Se ne sta facendo promotore Andrea Angeloni di Novafeltria che, convinto della validità di uno sport come questo, vorrebbe veder nascere una squadra anche nel nostro territorio.
Da lui sappiamo che il Tchoukball ha origine in Svizzera già dagli anni ’60, grazie alla fervida mente del biologo Hermann Brandt, uno dei personaggi più autorevoli della storia sportiva del suo Paese.
E’ un gioco a due squadre di sette giocatori ciascuna.
Si usa un pallone simile a quello della pallamano e due pannelli con rete elastica collocati alle estremità del campo che ha le stesse dimensioni di quello da pallacanestro.
Andrea ha aperto anche un gruppo su Facebook per offrire informazioni e raccogliere adesioni qui nel territorio, sicuro che proporre una nuova disciplina sportiva non possa che essere un’occasione in più per offrire ai giovani una valida opportunità di incontro facendo una salutare attività fisica (“Portiamo il tchoukball nella Valmarecchia”).

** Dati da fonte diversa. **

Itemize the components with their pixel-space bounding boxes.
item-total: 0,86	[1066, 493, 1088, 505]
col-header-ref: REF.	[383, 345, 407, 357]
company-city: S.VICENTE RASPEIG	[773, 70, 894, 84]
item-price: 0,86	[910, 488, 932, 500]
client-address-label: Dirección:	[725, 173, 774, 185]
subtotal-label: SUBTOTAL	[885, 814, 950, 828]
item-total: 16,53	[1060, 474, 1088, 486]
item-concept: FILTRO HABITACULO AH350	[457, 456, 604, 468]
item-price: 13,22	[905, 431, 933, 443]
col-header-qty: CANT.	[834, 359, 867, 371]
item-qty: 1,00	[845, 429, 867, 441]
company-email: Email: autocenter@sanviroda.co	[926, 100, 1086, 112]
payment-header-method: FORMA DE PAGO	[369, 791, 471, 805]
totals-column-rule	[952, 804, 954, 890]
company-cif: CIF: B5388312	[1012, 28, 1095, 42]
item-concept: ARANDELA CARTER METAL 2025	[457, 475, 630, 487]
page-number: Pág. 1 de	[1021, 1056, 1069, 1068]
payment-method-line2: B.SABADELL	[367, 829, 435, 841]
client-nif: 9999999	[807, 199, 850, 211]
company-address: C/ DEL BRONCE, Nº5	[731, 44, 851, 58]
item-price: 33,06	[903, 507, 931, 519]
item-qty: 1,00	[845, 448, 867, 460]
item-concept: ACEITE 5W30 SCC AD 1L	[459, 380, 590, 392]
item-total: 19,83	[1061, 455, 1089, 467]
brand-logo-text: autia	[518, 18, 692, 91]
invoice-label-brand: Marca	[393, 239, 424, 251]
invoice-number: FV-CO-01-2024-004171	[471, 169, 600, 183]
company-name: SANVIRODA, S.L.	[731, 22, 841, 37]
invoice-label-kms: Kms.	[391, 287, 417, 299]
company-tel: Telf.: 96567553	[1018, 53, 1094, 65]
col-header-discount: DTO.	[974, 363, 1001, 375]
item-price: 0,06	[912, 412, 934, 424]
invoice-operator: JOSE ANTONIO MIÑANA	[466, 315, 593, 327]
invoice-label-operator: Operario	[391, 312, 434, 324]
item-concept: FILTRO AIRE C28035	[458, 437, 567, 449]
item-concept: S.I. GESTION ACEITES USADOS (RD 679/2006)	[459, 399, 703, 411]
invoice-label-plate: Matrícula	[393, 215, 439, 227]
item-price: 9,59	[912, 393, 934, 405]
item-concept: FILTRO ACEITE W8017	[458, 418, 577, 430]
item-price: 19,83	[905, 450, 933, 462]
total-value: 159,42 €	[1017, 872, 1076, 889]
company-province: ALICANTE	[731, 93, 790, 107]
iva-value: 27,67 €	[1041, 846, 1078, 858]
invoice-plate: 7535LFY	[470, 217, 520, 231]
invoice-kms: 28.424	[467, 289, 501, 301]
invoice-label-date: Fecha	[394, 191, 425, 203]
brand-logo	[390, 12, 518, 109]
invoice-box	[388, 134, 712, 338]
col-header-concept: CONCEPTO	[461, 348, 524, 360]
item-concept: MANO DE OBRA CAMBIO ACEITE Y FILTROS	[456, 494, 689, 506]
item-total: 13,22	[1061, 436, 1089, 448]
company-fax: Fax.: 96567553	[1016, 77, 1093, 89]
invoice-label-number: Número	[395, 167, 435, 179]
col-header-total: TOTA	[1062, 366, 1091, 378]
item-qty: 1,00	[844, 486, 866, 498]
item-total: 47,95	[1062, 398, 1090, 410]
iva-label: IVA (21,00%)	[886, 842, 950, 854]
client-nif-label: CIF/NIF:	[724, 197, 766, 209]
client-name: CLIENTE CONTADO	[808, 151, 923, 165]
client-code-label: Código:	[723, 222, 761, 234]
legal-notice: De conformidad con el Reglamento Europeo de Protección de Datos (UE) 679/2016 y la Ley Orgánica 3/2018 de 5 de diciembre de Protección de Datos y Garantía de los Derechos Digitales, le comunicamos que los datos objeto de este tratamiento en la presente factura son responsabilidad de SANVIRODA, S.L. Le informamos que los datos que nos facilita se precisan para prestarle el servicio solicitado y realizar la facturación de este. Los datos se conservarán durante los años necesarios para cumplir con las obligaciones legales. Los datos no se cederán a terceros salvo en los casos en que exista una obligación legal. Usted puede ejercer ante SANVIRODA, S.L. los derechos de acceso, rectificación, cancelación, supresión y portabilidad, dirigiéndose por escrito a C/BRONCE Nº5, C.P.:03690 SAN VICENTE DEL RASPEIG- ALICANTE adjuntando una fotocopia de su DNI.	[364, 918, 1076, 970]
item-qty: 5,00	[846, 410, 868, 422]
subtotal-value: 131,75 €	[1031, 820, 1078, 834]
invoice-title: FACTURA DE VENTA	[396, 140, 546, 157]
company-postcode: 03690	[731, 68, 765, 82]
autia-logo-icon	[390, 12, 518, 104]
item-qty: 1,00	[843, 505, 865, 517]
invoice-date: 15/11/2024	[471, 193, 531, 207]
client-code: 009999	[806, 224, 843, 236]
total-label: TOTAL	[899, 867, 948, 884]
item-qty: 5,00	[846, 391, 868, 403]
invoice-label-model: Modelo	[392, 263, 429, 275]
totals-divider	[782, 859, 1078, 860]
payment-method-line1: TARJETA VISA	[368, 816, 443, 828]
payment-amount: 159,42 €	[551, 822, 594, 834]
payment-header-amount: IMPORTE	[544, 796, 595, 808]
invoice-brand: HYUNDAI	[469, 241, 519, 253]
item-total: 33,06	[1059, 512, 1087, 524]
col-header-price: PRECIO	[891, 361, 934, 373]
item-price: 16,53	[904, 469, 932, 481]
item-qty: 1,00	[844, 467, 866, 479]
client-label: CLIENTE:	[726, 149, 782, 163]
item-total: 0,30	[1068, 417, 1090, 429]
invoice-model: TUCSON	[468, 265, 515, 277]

Proprio da questo gruppo apprendiamo che le particolarità nel tchoukball sono tante e piuttosto interessanti, ma non difficili da apprendere per dei giovani sportivi, e sono proprio queste novità rispetto agli sport già ben conosciuti che lo rendono uno sport molto veloce, tecnico se giocato a buon livello, ma anche immediato, divertente ed accessibile già al primo approccio.
Gli schemi di attacco e difesa classici sono completamente stravolti dal momento che le due ‘porte’, su cui la palla deve rimbalzare, sono a disposizione di entrambe le squadre.
Per questo il gioco è ricco di finte, contropiedi velocissimi ed azioni inaspettate. Tutti i giocatori devono seguire costantemente lo spostamento della palla senza potersi mai distrarre né dare nulla per scontato poiché, se è vero che ci sono due porte a cui attaccare, significa anche che ce ne sono due da difendere…
Per capire meglio di cosa si tratta, ci sono numerosi video su Youtube e c’è il sito ufficiale della federazione italiana: www.tchoukball.it
Chissà che la nostra Valmarecchia non ci stupisca ancora una volta!